Apple Acquires Durable Database Company FoundationDB

Apple has acquired FoundationDB, a company that specializes in speedy, durable NoSQL databases, TechCrunch has learned.

A notice on the FoundationDB site notes that it’s no longer offering downloads of its database software. Financial terms of the deal were not available. CEO David Rosenthal was previously VP of Engineering at Omniture and co-founded the company with COO Nick Lavezzo and Dave Scherer in 2009.

FoundationDB’s attractiveness came in the speed at which it handled ACID-compliant transactions and coupled that with strong scalability. FoundationDB hosted a booth at TechCrunch Disrupt SF in 2012, where we first wrote about its approach to a modern NoSQL database and its ‘NoSQL, YesACID’ motto. FoundationDB’s latest engine, which was covered by TC Columnist Jon Evans late last year, scaled up 14.4 million random writes per second. imag1829

A FoundationDB blog post on its newest engine made the following claim:

At current (December 2014) AWS (non-spot) pricing and including enterprise FoundationDB licenses for all 480 cores with full 24/7 support this mega-cluster only costs about $150/hr. In that same hour this cluster will achieve 54 billion writes, yielding a cost-per-write of 3 nanodollars. Said another way, FoundationDB can do 3.6 million database writes per penny.

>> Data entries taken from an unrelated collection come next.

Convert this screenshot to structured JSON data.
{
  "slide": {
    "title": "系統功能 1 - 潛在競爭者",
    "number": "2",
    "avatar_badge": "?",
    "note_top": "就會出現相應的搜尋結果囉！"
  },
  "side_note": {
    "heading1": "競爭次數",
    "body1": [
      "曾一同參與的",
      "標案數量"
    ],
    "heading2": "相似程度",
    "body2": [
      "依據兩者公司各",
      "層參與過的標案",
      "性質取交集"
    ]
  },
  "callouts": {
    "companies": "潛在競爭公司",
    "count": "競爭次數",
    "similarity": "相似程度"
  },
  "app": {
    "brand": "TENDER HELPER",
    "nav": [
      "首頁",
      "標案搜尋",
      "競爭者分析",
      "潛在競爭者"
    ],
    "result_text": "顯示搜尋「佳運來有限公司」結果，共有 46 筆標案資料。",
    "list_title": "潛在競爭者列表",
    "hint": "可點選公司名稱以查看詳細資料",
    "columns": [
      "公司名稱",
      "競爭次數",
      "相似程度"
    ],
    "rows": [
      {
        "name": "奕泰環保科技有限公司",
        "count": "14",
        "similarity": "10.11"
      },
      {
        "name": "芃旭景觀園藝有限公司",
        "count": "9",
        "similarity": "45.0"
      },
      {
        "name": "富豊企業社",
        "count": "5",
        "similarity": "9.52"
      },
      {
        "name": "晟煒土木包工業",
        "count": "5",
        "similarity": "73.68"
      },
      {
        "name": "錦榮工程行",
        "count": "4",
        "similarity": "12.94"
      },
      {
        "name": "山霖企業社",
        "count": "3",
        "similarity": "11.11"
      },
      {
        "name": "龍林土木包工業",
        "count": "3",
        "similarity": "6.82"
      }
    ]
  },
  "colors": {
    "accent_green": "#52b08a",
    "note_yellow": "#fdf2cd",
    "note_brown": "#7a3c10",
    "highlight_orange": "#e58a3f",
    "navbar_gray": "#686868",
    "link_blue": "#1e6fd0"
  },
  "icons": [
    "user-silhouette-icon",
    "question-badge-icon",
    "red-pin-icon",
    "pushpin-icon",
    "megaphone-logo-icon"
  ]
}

So. A fast, affordable and durable database company, acquired by Apple. It seems likely that this was an acquisition designed to bolster Apple’s server-side technologies for the App Store, iTunes Connect or iTunes in the Cloud. With millions of apps now in the store and billions being served to users, there is undoubtedly room for improvement in those systems.

Of course, there is always Apple’s rumored over-the-top TV service, which some reports claim is coming our way later this year. The need to be able to serve video at scale there will likely require bolstering systems, as we discussed with the head of media at the MLB just this week.

The reliability and speed of Apple’s cloud services are more critical than ever now that it has shipped 700 million iPhones alone — along with millions more iPads and Macs — all of which use iCloud.

“Apple buys smaller technology companies from time to time, and we generally do not discuss our purpose or plans,” said Apple, in response to an inquiry about the company. FoundationDB has not responded to a request for comment.

FoundationDB had raised $22.7 million in two rounds from SV Angel, Sutter Hill and CrunchFund (CrunchFund partner Michael Arrington founded TechCrunch).